Widely used cancer drug bevacizumab associated with significantly increased risk of gastrointestinal perforation
Cancer patients treated with the widely used drug bevacizumab in combination with chemotherapy are at significantly greater risk of potentially life-threatening gastrointestinal (GI) perforations (a hole in the wall of the stomach, small intestine or large bowel)—particularly patients with advanced colorectal cancer and renal cell cancer, according to an article published in The Lancet Oncology.
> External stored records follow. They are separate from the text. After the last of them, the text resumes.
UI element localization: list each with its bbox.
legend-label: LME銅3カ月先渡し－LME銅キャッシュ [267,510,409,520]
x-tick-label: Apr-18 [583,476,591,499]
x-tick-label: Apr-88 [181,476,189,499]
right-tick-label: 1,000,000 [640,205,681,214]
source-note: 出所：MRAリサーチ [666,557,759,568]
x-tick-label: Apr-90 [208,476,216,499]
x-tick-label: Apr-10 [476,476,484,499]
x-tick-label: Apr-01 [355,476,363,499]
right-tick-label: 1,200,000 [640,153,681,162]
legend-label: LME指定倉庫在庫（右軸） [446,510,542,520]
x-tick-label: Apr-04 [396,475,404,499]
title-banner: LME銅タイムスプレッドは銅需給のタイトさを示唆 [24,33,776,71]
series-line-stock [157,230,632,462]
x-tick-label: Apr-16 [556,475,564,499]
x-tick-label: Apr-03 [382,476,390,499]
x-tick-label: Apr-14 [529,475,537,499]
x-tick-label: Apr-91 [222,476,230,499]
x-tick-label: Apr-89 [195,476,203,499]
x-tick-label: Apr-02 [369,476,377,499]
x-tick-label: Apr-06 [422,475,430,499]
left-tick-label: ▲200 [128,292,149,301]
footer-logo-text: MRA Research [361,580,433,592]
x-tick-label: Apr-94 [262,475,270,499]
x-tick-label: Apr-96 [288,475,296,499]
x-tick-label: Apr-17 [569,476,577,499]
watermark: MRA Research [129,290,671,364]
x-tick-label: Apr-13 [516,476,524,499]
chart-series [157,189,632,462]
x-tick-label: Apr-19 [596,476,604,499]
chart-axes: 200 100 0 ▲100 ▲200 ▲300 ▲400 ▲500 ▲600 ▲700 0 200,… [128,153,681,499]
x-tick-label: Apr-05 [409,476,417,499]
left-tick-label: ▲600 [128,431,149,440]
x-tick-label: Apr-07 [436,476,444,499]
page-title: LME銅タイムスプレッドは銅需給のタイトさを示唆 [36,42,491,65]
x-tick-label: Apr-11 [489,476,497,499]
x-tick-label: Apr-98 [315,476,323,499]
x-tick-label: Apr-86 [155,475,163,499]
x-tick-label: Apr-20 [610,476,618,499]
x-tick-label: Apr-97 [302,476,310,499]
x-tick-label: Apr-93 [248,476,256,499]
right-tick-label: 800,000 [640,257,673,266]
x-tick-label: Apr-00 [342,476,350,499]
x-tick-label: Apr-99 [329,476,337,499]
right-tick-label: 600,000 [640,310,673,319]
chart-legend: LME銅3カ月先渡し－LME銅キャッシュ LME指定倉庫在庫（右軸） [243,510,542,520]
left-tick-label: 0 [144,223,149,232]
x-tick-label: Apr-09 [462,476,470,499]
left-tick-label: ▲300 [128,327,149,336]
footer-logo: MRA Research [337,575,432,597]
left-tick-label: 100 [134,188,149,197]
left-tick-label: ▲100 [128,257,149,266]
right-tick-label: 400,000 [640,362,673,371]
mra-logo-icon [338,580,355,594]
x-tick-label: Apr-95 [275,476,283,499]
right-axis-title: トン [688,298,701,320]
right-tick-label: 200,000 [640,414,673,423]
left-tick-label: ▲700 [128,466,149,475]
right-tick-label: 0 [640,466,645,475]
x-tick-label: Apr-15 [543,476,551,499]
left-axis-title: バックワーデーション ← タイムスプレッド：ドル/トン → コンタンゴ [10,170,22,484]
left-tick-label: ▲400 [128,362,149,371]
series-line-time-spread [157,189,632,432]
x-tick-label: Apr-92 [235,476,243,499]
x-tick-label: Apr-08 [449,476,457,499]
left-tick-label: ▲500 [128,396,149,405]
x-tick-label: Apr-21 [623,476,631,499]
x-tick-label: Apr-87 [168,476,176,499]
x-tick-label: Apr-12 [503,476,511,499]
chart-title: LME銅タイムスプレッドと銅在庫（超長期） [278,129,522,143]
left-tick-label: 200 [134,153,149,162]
Bevacizumab belongs to a class of drugs called angiogenesis inhibitors, that slow down the growth of tumours by cutting off their blood supply. Bevacizumab has been shown to be beneficial in the treatment of many types of cancer including colorectal cancer, renal cell cancer, non-small cell lung cancer, and breast cancer. Despite concerns about the use of bevacizumab and GI perforation, including a black-box warning issued by the US Food and Drug Administration to discontinue bevacizumab in patients with GI perforation, the link is not well established and so far no trials have proved a significant association.
To resolve this uncertainty, Shenhong Wu and colleagues from Stony Brook University Cancer Center, New York, did a meta-analysis of 17 randomised trials involving 12 294 patients with a variety of solid tumours to assess the role of bevacizumab in GI perforation. The authors also examined whether the dose of bevacizumab or having a specific type of cancer was related to a higher risk of developing GI perforation.
Findings showed that the incidence of GI perforation was 0.9%, with a two-fold increased risk of GI perforation in patients receiving bevacizumab compared with controls, and a mortality of 21.7% in patients who developed GI perforation. Interestingly, the likelihood of developing GI perforation was found to be dose-dependent. Versus controls, lower doses of bevacizumab (2.5 mg/kg per week) increased risk of GI perforation by 61%; while at a higher dose (5 mg/kg per week), the risk of a GI perforation increased by 167%.
The incidence of GI perforation with bevacizumab also varied among different tumours―with the highest incidence observed among patients with advanced colorectal cancer and renal cell cancer, and the lowest in patients with pancreatic cancer.
The authors conclude that: “As bevacizumab is extensively used in routine cancer treatment...it will be increasingly important to recognise symptoms indicating perforation and intervene promptly to reduce morbidity and fatality...our study might help to identify a subset of patients receiving bevacizumab at high risk of bevacizumab-associated perforation.”